Also, I have a rusted, but still useable front valence which I'd like to try to repair. The problem is the metal is so thin, I'm trying to think about how I'm going to do it. Not looking for concours stuff, but more or less wondering if anyone has even done it before? Just keep the welding heat low and try not to burn through?

Another random thought for exhaust builders: is there any advantage to having a cross-over between the two banks? On American cars its usually called an x-pipe or h-pipe, and I've heard it helps with scavenging.

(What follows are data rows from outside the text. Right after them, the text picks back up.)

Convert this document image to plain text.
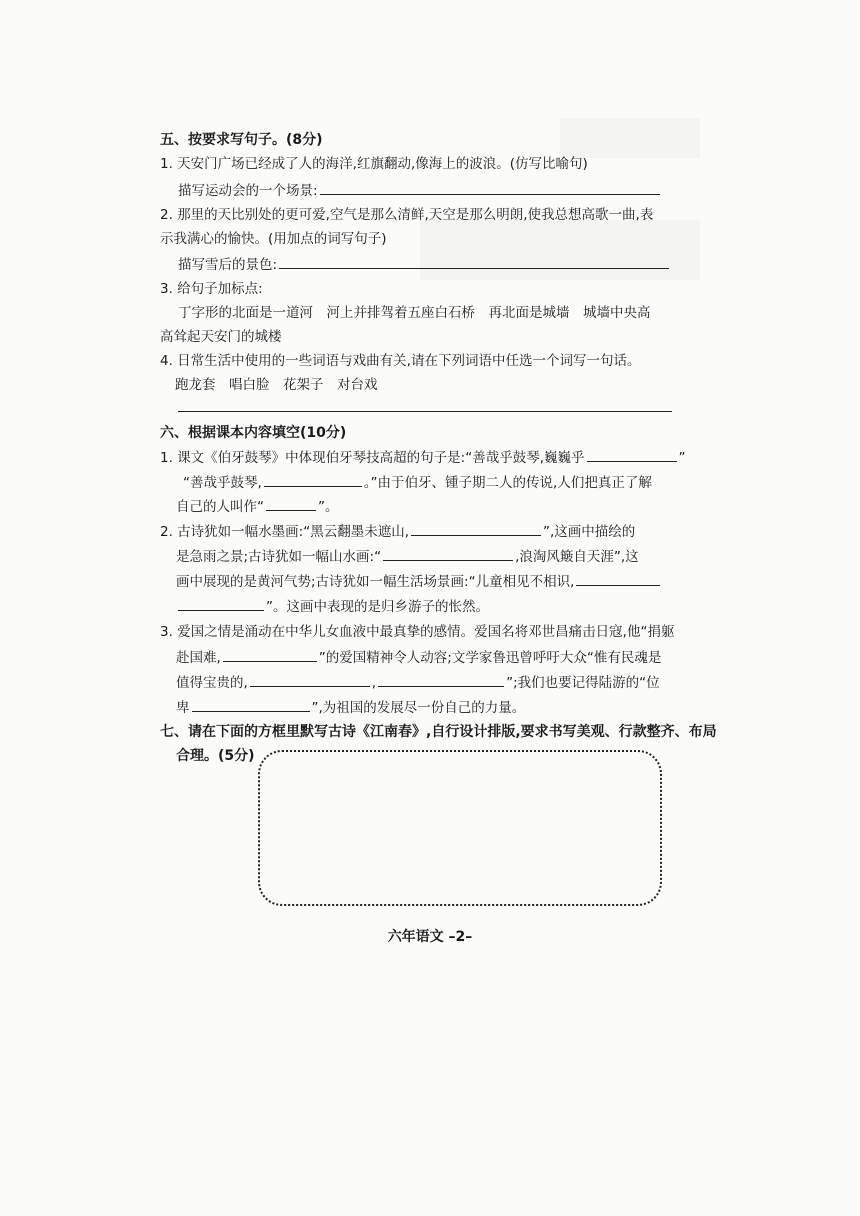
五、按要求写句子。(8分)
1. 天安门广场已经成了人的海洋,红旗翻动,像海上的波浪。(仿写比喻句)
描写运动会的一个场景:
2. 那里的天比别处的更可爱,空气是那么清鲜,天空是那么明朗,使我总想高歌一曲,表
示我满心的愉快。(用加点的词写句子)
描写雪后的景色:
3. 给句子加标点:
丁字形的北面是一道河　河上并排驾着五座白石桥　再北面是城墙　城墙中央高
高耸起天安门的城楼
4. 日常生活中使用的一些词语与戏曲有关,请在下列词语中任选一个词写一句话。
跑龙套　唱白脸　花架子　对台戏
六、根据课本内容填空(10分)
1. 课文《伯牙鼓琴》中体现伯牙琴技高超的句子是:“善哉乎鼓琴,巍巍乎	”
“善哉乎鼓琴,	。”由于伯牙、锺子期二人的传说,人们把真正了解
自己的人叫作“	”。
2. 古诗犹如一幅水墨画:“黑云翻墨未遮山,	”,这画中描绘的
是急雨之景;古诗犹如一幅山水画:“	,浪淘风簸自天涯”,这
画中展现的是黄河气势;古诗犹如一幅生活场景画:“儿童相见不相识,
”。这画中表现的是归乡游子的怅然。
3. 爱国之情是涌动在中华儿女血液中最真挚的感情。爱国名将邓世昌痛击日寇,他“捐躯
赴国难,	”的爱国精神令人动容;文学家鲁迅曾呼吁大众“惟有民魂是
值得宝贵的,	,	”;我们也要记得陆游的“位
卑	”,为祖国的发展尽一份自己的力量。
七、请在下面的方框里默写古诗《江南春》,自行设计排版,要求书写美观、行款整齐、布局
合理。(5分)
六年语文 –2–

Always wondered why we don't see more exhaust systems, other than those like Chris' from Tangerine that connect both banks together before it exits.

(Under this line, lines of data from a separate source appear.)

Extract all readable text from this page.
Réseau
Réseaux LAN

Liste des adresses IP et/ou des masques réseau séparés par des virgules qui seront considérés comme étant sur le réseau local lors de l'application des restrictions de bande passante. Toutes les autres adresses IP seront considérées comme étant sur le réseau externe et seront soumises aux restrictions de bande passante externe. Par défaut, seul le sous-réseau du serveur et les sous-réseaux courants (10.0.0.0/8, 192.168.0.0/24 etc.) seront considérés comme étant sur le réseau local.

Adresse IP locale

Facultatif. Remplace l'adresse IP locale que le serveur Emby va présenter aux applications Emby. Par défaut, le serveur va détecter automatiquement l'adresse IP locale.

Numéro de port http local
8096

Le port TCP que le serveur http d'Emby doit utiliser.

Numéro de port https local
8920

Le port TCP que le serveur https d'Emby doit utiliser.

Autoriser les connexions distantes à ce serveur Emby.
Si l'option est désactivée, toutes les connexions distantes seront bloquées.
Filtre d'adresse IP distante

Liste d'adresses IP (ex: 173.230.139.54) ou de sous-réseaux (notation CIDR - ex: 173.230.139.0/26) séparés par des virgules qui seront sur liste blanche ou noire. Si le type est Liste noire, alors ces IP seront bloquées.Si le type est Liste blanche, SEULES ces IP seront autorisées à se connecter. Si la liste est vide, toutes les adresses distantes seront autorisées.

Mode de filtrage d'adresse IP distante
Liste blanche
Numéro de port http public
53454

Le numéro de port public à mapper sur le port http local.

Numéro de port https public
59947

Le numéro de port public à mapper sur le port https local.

Thanks for your thoughts and for putting up with my randomness.
nathansnathan
I was walking down the street awhile ago and saw this shop had a 356 shell on stands they were painting and I dropped in to bug them. They showed me how certain areas they had "blackened". - I think they had used like 3M's rust inhibitor in there, like in the front trunk/ areas that were sort of unseen/ hard to reach. I've wanted to ask about.

Anyone know for sure about this "blackening"? or other thing you could pray in there? -I've been thinking about this, too.
SirAndy
QUOTE(ThePaintedMan @ Jun 18 2012, 08:55 AM) *
Does anyone have any good suggestions for cleaning out and repainting this hard to reach area?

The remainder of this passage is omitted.